Voile intégral : amende ou prison à la clé

Et un « stage de citoyenneté » pour les spéculateurs du krach 2008-2009, ça n'existe pas ?

Rédigé par Leïla Belghiti | Dimanche 9 Mai 2010

Alors que la Grèce frise la banqueroute et que la crise se propage à tous les pays de la zone euro − France, y compris, ne l'oublions pas ! −, le voile intégral, pain bénit pour ceux qui nous gouvernent, continue d'agiter le ciel français. Interdire : oui, mais comment ? Aux dernières nouvelles, le projet de loi prévoirait des peines d'amende pour les femmes mais aussi pour leurs maris qui les contraindraient à le porter. Petit tour de piste des réactions de la première semaine de mai.



Voile intégral : amende ou prison à la clé
« Nul ne peut, dans l'espace public, porter une tenue destinée à dissimuler son visage. » Le projet de loi, révélé vendredi 30 avril, envisage une peine différenciée pour les femmes qui portent le voile intégral et ceux qui les obligent à le porter.

Ainsi, une femme voilée pourra être sanctionnée d'une amende de 150 € et le mari d'un an de prison et/ou de 15 000 € d'amende. Si la femme n'obtempère pas, elle serait dans l'obligation, « à titre de peine alternative ou complémentaire », de passer « un stage de citoyenneté »... (sic). Ces sanctions seront précédées par une période de médiation de six mois avant leur mise en application.

Jeu de mots parlementaire

La rédaction du projet de loi n'est pas tout à fait terminée, mais la mouture y est. Pour contourner la menace d'anticonstitutionnalité par la Cour européenne qui pèse sur une loi de la sorte, les parlementaires se sont appliqués à faire des jeux de mots.

Ainsi, nulle part ne verra-t-on mentionné clairement « voile intégral », « burqa » ni même la religion, mais plutôt un délit d'« instigation à dissimuler son visage en raison du sexe ». Le texte doit être examiné par le conseil des ministres le 19 mai, présenté par la ministre de la Justice, Michèle Alliot-Marie.

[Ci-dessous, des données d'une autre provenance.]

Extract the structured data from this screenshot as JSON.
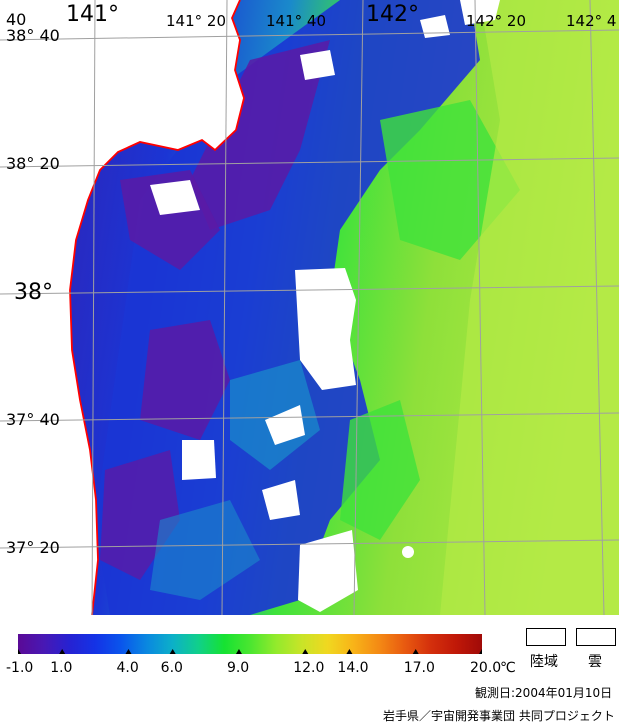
{
  "colors": {
    "land": "#ffffff",
    "coast": "#ff0000",
    "grid": "#a0a0a0",
    "cold": "#5a1aa6",
    "blue": "#1b35d4",
    "teal": "#1a8acb",
    "green": "#3ee23b",
    "yellowgreen": "#9be23c",
    "lime": "#b4ea46"
  },
  "map": {
    "lon_labels": [
      {
        "text": "141°",
        "lon": 141.0,
        "size": "big"
      },
      {
        "text": "141° 20",
        "lon": 141.333,
        "size": "lon"
      },
      {
        "text": "141° 40",
        "lon": 141.667,
        "size": "lon"
      },
      {
        "text": "142°",
        "lon": 142.0,
        "size": "big"
      },
      {
        "text": "142° 20",
        "lon": 142.333,
        "size": "lon"
      },
      {
        "text": "142° 4",
        "lon": 142.667,
        "size": "lon"
      }
    ],
    "lat_labels": [
      {
        "text": "38° 40",
        "lat": 38.667,
        "extra": "40"
      },
      {
        "text": "38° 20",
        "lat": 38.333
      },
      {
        "text": "38°",
        "lat": 38.0
      },
      {
        "text": "37° 40",
        "lat": 37.667
      },
      {
        "text": "37° 20",
        "lat": 37.333
      }
    ]
  },
  "colorbar": {
    "colors": [
      "#5a0a96",
      "#4818b4",
      "#2622d2",
      "#1433e6",
      "#0a55ec",
      "#0a88e0",
      "#0cb0c8",
      "#10d08a",
      "#16e232",
      "#4ae630",
      "#92ea2c",
      "#c8e428",
      "#f0d820",
      "#f8b418",
      "#f48a14",
      "#e85a10",
      "#d4300c",
      "#c01808",
      "#a00a08"
    ],
    "min": -1.0,
    "max": 20.0,
    "ticks": [
      {
        "label": "-1.0",
        "value": -1.0
      },
      {
        "label": "1.0",
        "value": 1.0
      },
      {
        "label": "4.0",
        "value": 4.0
      },
      {
        "label": "6.0",
        "value": 6.0
      },
      {
        "label": "9.0",
        "value": 9.0
      },
      {
        "label": "12.0",
        "value": 12.0
      },
      {
        "label": "14.0",
        "value": 14.0
      },
      {
        "label": "17.0",
        "value": 17.0
      },
      {
        "label": "20.0",
        "value": 20.0
      }
    ],
    "unit": "℃"
  },
  "legend": {
    "land": "陸域",
    "cloud": "雲"
  },
  "footer": {
    "date": "観測日:2004年01月10日",
    "credit": "岩手県／宇宙開発事業団 共同プロジェクト"
  }
}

Alors qu'une vice-présidente du Parlement européen appelait dimanche 2 mai à une interdiction du port du voile intégral dans l'Union européenne, des groupes de défense des droits de l'homme, dont Human Rights Watch, ont immédiatement réagi, affirmant que cette interdiction était contraire à la Convention européenne des droits de l'homme.

Le PS « contre » une interdiction générale et « pour » une interdiction limitée au service public

Opposé à une interdiction générale telle que voulue par le gouvernement, le Parti socialiste (PS) s'apprête à déposer sa propre proposition de loi. Des peines d'amendes y sont également prévues, plus lourdes là aussi pour les maris tyrans, ainsi qu'une période de médiation.

Sur ce terrain, pas de grande différence avec le projet de la majorité. Mais au lieu d'une interdiction étendue sur tout le territoire, les députés socialistes souhaitent faire interdire le port du voile intégral dans l'ensemble des services publics, dans les transports et commerces et pour les mineures, reprenant ainsi les recommandations du Conseil d'État. La loi aurait ainsi plus de chances d'être légalement applicable.

« Un parfum de vichysme »

En conviant le CFCM à discuter autour de ce projet de loi – une rencontre aura probablement lieu le 10 mai, selon le président du CFCM Mohammed Moussaoui, qui nous a affirmé avoir accepté l'invitation –, les députés socialistes se la jouent « fair-play » : sans vraiment se démarquer de la ligne du gouvernement, le PS compte de la sorte gagner la confiance des électeurs si leur loi trouvait victoire, et compte, par là même, éviter de se mettre en porte-à-faux avec les musulmans, qui constituent une part non négligeable d'électeurs de gauche.

Le député Verts de Gironde Noël Mamère a dénoncé mardi 4 mai sur RTL un « contexte nauséabond » : « Tout ceci sent très mauvais et je dirais même, pour employer un terme très pesé, que cela a un parfum de vichysme », a-t-il dit, en soulignant qu'il voterait « évidemment contre » ce projet de loi.